Social and Emotional Learning Games for After School Programs

After School Program

While Zoo U was originally created for the classroom, even in its early beta version, innovative after school program leaders gravitated to the game and used it with great success.  And this usage has only increased.  We continue to learn that Zoo U supports after school environments in a number of unique ways.

It shouldn’t be a surprise: almost all after school programs seek to develop social, emotional and character building skills in concert with the specific activities they teach, be they athletic, intellectual, creative, service-oriented or a combination thereof.

This focus is often reflected in their missions.  For instance, The Boys and Girls Club of America aims “to enable all young people, especially those who need us most, to reach their full potential as productive, caring, responsible citizens.”  And LA’s BEST, LAUSD’s premiere after school program, seeks “to provide a safe and supervised after school education” where activities are “not seen as ends in themselves, but as vehicles for creating values, building skills and solidifying peer and adult relationships.”

Almost across the board, SEL is deeply woven into the fabric of after school programming goals and practices. So providing kids – kids who are likely “tapped out” on academic lessons or structured, didactic teaching environments – with the opportunity to practice and build these skills with an engaging game is a big “win” for after school providers. Simply put, kids want to play.

That’s what several LA Area Boys and Girls Club of America sites found. Raquel Perez, a site coordinator of the BGCA Pico site shared this feedback at the outset of her Zoo U implementation in her summer session,

“I was so surprised how engaged the kids were with Zoo U! I got them started during our enrichment hour in the morning and they loved the program. It was hard for me to transition them into our next program because they didn’t want to (stop playing) Zoo U!”

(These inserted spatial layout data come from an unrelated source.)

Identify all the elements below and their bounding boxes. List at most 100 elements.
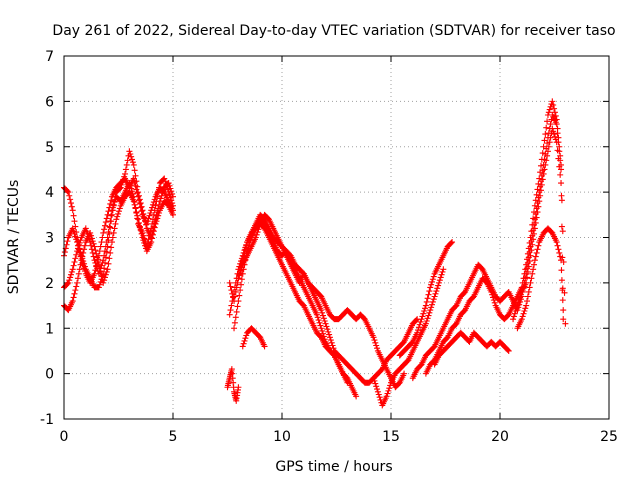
data-point	[67, 196, 74, 203]
data-point	[386, 385, 393, 392]
data-point	[139, 207, 146, 214]
data-point	[235, 384, 242, 391]
data-point	[66, 277, 73, 284]
data-point	[416, 321, 423, 328]
data-point	[116, 185, 123, 192]
data-point	[536, 198, 543, 205]
data-point	[524, 268, 531, 275]
data-point	[153, 198, 160, 205]
data-point	[528, 275, 535, 282]
data-point	[424, 295, 431, 302]
data-point	[521, 270, 528, 277]
y-tick-label: 7	[45, 49, 54, 65]
data-point	[128, 153, 135, 160]
data-point	[77, 261, 84, 268]
data-point	[538, 156, 545, 163]
data-point	[65, 189, 72, 196]
data-point	[78, 257, 85, 264]
data-point	[149, 231, 156, 238]
data-point	[72, 255, 79, 262]
data-point	[69, 207, 76, 214]
data-point	[130, 161, 137, 168]
data-point	[550, 102, 557, 109]
data-point	[239, 257, 246, 264]
data-point	[540, 170, 547, 177]
data-point	[163, 183, 170, 190]
data-point	[231, 319, 238, 326]
data-point	[148, 225, 155, 232]
y-tick-label: 4	[45, 185, 54, 201]
data-point	[539, 150, 546, 157]
data-point	[539, 176, 546, 183]
data-point	[238, 276, 245, 283]
series-track-17	[510, 125, 565, 323]
data-point	[63, 241, 70, 248]
data-point	[547, 134, 554, 141]
data-point	[323, 323, 330, 330]
x-tick-label: 0	[60, 429, 69, 445]
y-tick-label: -1	[40, 412, 54, 428]
data-point	[148, 239, 155, 246]
data-point	[73, 251, 80, 258]
data-point	[68, 203, 75, 210]
data-point	[427, 284, 434, 291]
data-point	[158, 192, 165, 199]
data-point	[102, 219, 109, 226]
data-point	[370, 375, 377, 382]
data-point	[102, 271, 109, 278]
data-point	[97, 265, 104, 272]
data-point	[100, 229, 107, 236]
data-point	[553, 116, 560, 123]
data-point	[436, 277, 443, 284]
data-point	[236, 292, 243, 299]
data-point	[101, 222, 108, 229]
data-point	[516, 297, 523, 304]
series-track-10	[239, 325, 268, 350]
series-track-9	[224, 366, 242, 404]
data-point	[327, 337, 334, 344]
y-tick-label: 2	[45, 276, 54, 292]
data-point	[430, 273, 437, 280]
data-point	[149, 220, 156, 227]
data-point	[521, 308, 528, 315]
data-point	[554, 125, 561, 132]
data-point	[117, 184, 124, 191]
data-point	[374, 345, 381, 352]
data-point	[73, 229, 80, 236]
data-point	[322, 320, 329, 327]
data-point	[92, 247, 99, 254]
data-point	[72, 287, 79, 294]
data-point	[488, 288, 495, 295]
data-point	[425, 312, 432, 319]
data-point	[99, 259, 106, 266]
data-point	[524, 293, 531, 300]
data-point	[559, 287, 566, 294]
data-point	[75, 242, 82, 249]
data-point	[546, 106, 553, 113]
data-point	[557, 171, 564, 178]
data-point	[370, 334, 377, 341]
data-point	[66, 192, 73, 199]
data-point	[108, 239, 115, 246]
data-point	[541, 166, 548, 173]
data-point	[534, 209, 541, 216]
data-point	[330, 345, 337, 352]
data-point	[149, 216, 156, 223]
data-point	[146, 212, 153, 219]
data-point	[353, 393, 360, 400]
data-point	[421, 308, 428, 315]
data-point	[319, 309, 326, 316]
data-point	[61, 249, 68, 256]
data-point	[425, 291, 432, 298]
data-point	[320, 315, 327, 322]
y-tick-label: 6	[45, 94, 54, 110]
data-point	[423, 298, 430, 305]
data-point	[558, 192, 565, 199]
data-point	[558, 180, 565, 187]
data-point	[149, 201, 156, 208]
data-point	[371, 377, 378, 384]
data-point	[167, 185, 174, 192]
data-point	[154, 215, 161, 222]
data-point	[108, 197, 115, 204]
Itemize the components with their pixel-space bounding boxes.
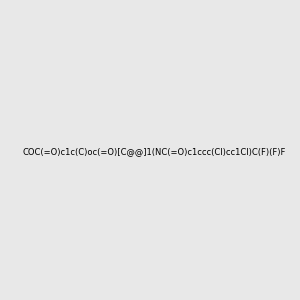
Text: COC(=O)c1c(C)oc(=O)[C@@]1(NC(=O)c1ccc(Cl)cc1Cl)C(F)(F)F: COC(=O)c1c(C)oc(=O)[C@@]1(NC(=O)c1ccc(Cl… (22, 147, 285, 156)
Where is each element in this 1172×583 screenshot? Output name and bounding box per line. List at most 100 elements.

In this case, Zoo U was an activity used in enrichment hour.  We also find it being used in time set aside for computer or digital learning and in “free play” time.

From the perspective of the provider, Zoo U also serves as a unique support tool: it helps providers identify and meet the specific needs of their kids.  In after school environments, as opposed to classrooms, there are rarely counselors to work with kids with skill deficits, really honing in on their areas of need.  Zoo U does this automatically, by identifying the social emotional learning skills each child is most deficient in, and then supporting and challenging the child exactly where they need it – all through a fun game. Additionally, the formative assessments providers receive for each child guide them to targeted in-person lessons and activities from the game’s resource center to further help kids where they need it most.

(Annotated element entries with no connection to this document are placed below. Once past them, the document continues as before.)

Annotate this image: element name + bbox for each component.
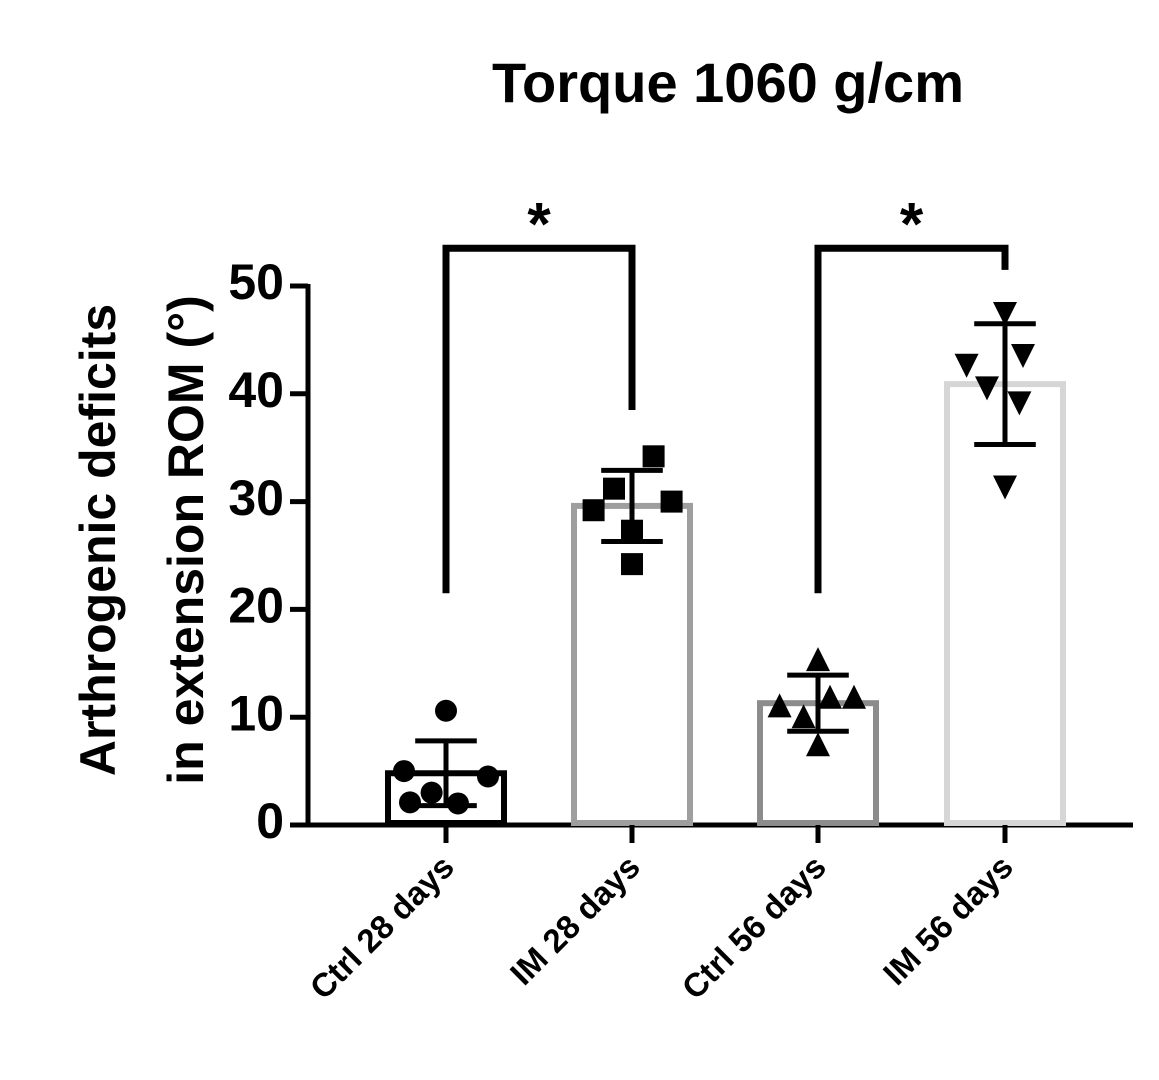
y-tick-label: 0 xyxy=(256,793,284,849)
data-point xyxy=(993,475,1017,500)
data-point xyxy=(603,477,625,500)
data-point xyxy=(954,353,979,378)
plot-area: 0 10 20 30 40 50 Ctrl 28 days IM 28 days Ctrl 56… xyxy=(228,190,1133,1006)
data-point xyxy=(806,732,830,757)
x-tick-label: Ctrl 56 days xyxy=(674,848,832,1006)
y-tick-label: 30 xyxy=(228,470,284,526)
y-tick-label: 20 xyxy=(228,578,284,634)
x-tick-label: Ctrl 28 days xyxy=(302,848,460,1006)
data-point xyxy=(975,376,999,401)
significance-bracket xyxy=(814,244,1009,594)
bar xyxy=(757,700,879,826)
y-axis-label-line-2: in extension ROM (°) xyxy=(158,295,214,784)
data-point xyxy=(582,499,605,522)
significance-bracket xyxy=(442,244,636,594)
y-tick-label: 10 xyxy=(228,685,284,741)
data-point xyxy=(1011,343,1035,368)
data-point xyxy=(477,765,499,788)
data-point xyxy=(818,684,842,709)
data-point xyxy=(1007,391,1032,416)
chart-title: Torque 1060 g/cm xyxy=(492,51,964,114)
data-point xyxy=(806,647,830,672)
data-point xyxy=(435,699,457,722)
significance-label: * xyxy=(900,190,924,257)
y-axis-label-line-1: Arthrogenic deficits xyxy=(70,304,126,776)
data-point xyxy=(660,490,683,513)
data-point xyxy=(621,553,643,576)
y-tick-label: 40 xyxy=(228,362,284,418)
data-point xyxy=(399,791,421,814)
x-tick-label: IM 28 days xyxy=(503,848,647,992)
data-point xyxy=(791,704,816,729)
bar xyxy=(944,381,1066,826)
data-point xyxy=(993,301,1017,326)
data-point xyxy=(842,684,866,709)
significance-label: * xyxy=(527,190,551,257)
data-point xyxy=(642,445,665,468)
data-point xyxy=(393,760,415,783)
data-point xyxy=(767,693,792,718)
x-tick-label: IM 56 days xyxy=(876,848,1020,992)
y-tick-label: 50 xyxy=(228,254,284,310)
data-point xyxy=(420,781,443,804)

And although after school programs don’t often have the focus or mandate for data that schools do, they are increasingly looking to measure efficacy.  Here Zoo U again meets an after school need in a unique way. WINGS for Kids is a stellar example of an after school program that can prove to school partners and parents that their program works. They use Zoo U as an easy, valid way to measure both student growth and the efficacy of programming.

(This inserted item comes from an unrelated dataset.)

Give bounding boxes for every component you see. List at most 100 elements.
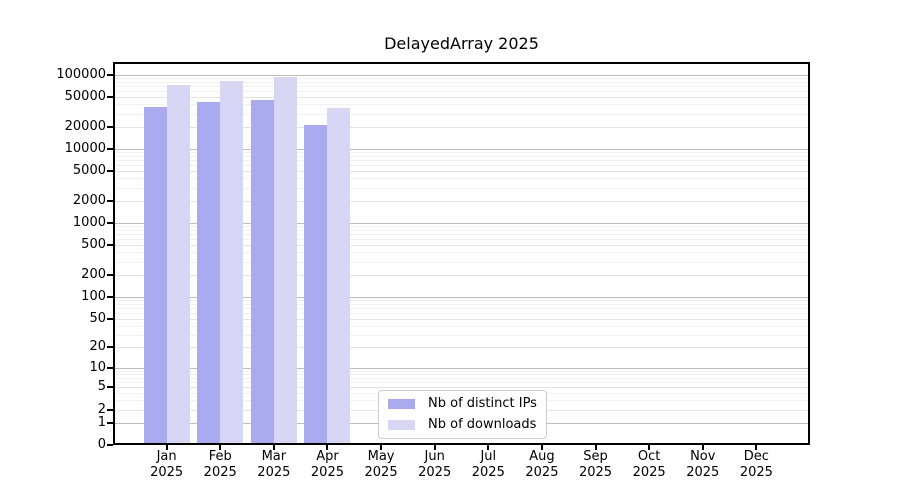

WINGS Chief Strategy Officer Julia Rugg tells us,

“Integrating Zoo U into our tool of assessments has provided us with even richer insight into individual student performance.  We love the ability to receive real time data coming directly from our young students through stealth capabilities, and the kids really enjoy playing the game!  (Zoo U) is an excellent way of gathering knowledge about SEL skill development that eliminates the challenges of other tools that are observational only.”

After school programs have always implicitly built SEL skills, but more and more are beginning to explicitly teach and measure these life skills.  The National After School Association is now in its second year “deliberately moving forward in this area”, convening its members to share the latest research and best practices.  Assessment is indeed a “hot topic” in these convenings as providers across the country voice a need for valid easy-to-implement tools.  Zoo U is a strong solution.  It’s an easy, fun way for kids to learn SEL, and an equally easy way for providers to have access to actionable data to support that learning and measure efficacy.